Chilly Gonzales will die Richard-Wagner-Straße in Tina-Turner-Straße umtaufen.

Chilly Gonzales steigt in die Kölner Lokalpolitik ein und will Richard Wagner auf Straßenschildern durch Tina Turner ersetzen.

Mitte März hatte der kanadische Pianist und Entertainer Chilly Gonzales auf change.org eine Petition auf den Weg gebracht. In der forderte er die Umbenennung der Richard-Wagner-Straße in der Kölner Innenstadt.
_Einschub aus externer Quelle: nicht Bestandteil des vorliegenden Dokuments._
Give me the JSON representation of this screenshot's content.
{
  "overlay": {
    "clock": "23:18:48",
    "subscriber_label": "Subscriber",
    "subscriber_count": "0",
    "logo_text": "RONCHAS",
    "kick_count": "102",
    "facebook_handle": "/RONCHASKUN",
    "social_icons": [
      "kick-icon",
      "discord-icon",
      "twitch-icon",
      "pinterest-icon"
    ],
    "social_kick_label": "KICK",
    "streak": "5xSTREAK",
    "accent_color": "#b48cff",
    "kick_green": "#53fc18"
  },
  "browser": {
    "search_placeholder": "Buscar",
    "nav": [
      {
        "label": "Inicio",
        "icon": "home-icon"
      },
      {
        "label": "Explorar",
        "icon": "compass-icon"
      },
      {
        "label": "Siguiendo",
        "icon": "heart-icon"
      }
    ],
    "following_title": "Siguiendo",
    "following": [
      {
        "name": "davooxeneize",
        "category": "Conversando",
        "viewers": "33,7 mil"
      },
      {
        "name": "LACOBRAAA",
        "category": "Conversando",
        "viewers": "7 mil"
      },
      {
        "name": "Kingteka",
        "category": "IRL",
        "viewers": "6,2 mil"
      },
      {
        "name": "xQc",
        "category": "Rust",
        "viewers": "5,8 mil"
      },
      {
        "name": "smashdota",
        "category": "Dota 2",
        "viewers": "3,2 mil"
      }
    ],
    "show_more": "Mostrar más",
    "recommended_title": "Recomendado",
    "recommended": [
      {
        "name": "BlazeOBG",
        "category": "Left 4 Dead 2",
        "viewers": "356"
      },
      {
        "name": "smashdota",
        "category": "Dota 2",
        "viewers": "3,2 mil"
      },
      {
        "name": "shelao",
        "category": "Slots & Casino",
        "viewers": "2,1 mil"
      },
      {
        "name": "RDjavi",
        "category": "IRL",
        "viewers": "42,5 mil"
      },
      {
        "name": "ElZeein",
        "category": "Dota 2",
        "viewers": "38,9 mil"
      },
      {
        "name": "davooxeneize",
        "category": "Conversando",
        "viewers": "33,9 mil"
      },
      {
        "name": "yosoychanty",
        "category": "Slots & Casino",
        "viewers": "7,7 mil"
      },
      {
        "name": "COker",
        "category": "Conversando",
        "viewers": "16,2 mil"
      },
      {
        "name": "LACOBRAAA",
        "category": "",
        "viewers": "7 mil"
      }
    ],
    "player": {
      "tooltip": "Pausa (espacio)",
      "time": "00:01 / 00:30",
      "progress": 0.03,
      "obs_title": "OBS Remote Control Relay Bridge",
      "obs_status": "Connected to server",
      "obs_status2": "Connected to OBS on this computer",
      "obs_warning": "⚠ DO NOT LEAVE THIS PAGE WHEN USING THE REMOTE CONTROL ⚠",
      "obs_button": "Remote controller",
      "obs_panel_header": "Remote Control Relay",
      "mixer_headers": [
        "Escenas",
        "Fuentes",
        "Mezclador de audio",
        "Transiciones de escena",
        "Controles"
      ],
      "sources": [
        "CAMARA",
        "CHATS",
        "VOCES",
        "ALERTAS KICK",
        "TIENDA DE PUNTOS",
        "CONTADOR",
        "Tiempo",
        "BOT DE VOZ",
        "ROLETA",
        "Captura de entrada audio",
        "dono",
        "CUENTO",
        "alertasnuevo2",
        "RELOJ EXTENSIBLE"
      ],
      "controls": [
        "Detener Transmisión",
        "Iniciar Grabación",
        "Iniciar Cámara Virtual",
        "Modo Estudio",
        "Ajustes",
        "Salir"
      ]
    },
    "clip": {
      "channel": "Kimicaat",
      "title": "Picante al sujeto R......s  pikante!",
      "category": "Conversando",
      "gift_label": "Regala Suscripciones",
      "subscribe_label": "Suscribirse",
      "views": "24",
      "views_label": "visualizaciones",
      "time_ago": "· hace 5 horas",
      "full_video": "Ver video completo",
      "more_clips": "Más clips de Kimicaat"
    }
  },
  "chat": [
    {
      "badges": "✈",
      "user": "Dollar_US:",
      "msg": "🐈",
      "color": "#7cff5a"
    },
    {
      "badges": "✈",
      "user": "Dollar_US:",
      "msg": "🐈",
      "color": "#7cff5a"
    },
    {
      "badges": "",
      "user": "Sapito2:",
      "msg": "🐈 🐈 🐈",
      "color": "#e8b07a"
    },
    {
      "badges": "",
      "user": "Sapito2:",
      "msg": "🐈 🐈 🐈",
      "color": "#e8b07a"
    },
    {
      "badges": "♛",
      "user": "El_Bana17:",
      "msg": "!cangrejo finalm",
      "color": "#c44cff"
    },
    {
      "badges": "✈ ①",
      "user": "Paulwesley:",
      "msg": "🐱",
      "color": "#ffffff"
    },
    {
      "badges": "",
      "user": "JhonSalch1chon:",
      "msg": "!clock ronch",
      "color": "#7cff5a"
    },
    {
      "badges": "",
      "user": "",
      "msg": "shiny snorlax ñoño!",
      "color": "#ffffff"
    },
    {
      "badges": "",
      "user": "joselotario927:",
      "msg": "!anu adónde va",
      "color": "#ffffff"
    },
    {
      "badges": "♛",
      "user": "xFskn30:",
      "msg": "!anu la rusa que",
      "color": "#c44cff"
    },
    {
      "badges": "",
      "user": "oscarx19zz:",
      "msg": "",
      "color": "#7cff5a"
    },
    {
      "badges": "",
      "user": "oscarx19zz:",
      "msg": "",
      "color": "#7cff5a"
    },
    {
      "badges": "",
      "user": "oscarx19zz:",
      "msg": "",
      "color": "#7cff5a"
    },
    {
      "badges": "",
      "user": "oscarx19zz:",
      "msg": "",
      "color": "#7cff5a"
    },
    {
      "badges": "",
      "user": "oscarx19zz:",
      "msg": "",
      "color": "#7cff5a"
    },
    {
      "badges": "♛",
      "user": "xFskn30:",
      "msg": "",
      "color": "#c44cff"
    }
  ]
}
Zwar sei Wagner ein großer Komponist gewesen, schreibt Gonzales auf der Internet-Plattform, aber ein scheußlicher Mensch, der in seinem Aufsatz „Das Judenthum in der Musik“ – den er 1869 zum ersten Mal unter seinem eigenen Namen veröffentlichte – den ohnehin bestehenden Antisemitismus noch befeuert habe.

Darüber, dass es sich bei dem Pamphlet um eine üble Hetzschrift handelt, herrscht allgemeine Einigkeit. Nicht jedoch darüber, was Wagners Antisemitismus für sein Werk und für den Umgang mit diesem und speziell mit seiner Person bedeutet. Führt ein direkter Weg von Wagner zu Hitler oder haben die Nazis sein Werk zu Unrecht usurpiert? Eine Diskussion, die seit Jahrzehnten geführt wird. Unstrittig ist allein, dass die Richard-Wagner-Straße im Jahr 1884, nur anderthalb Jahre nach dem Tod des Ring-Komponisten, nach diesem benannt wurde und heute vom Habsburgerring bis zur Aachener Straße verläuft.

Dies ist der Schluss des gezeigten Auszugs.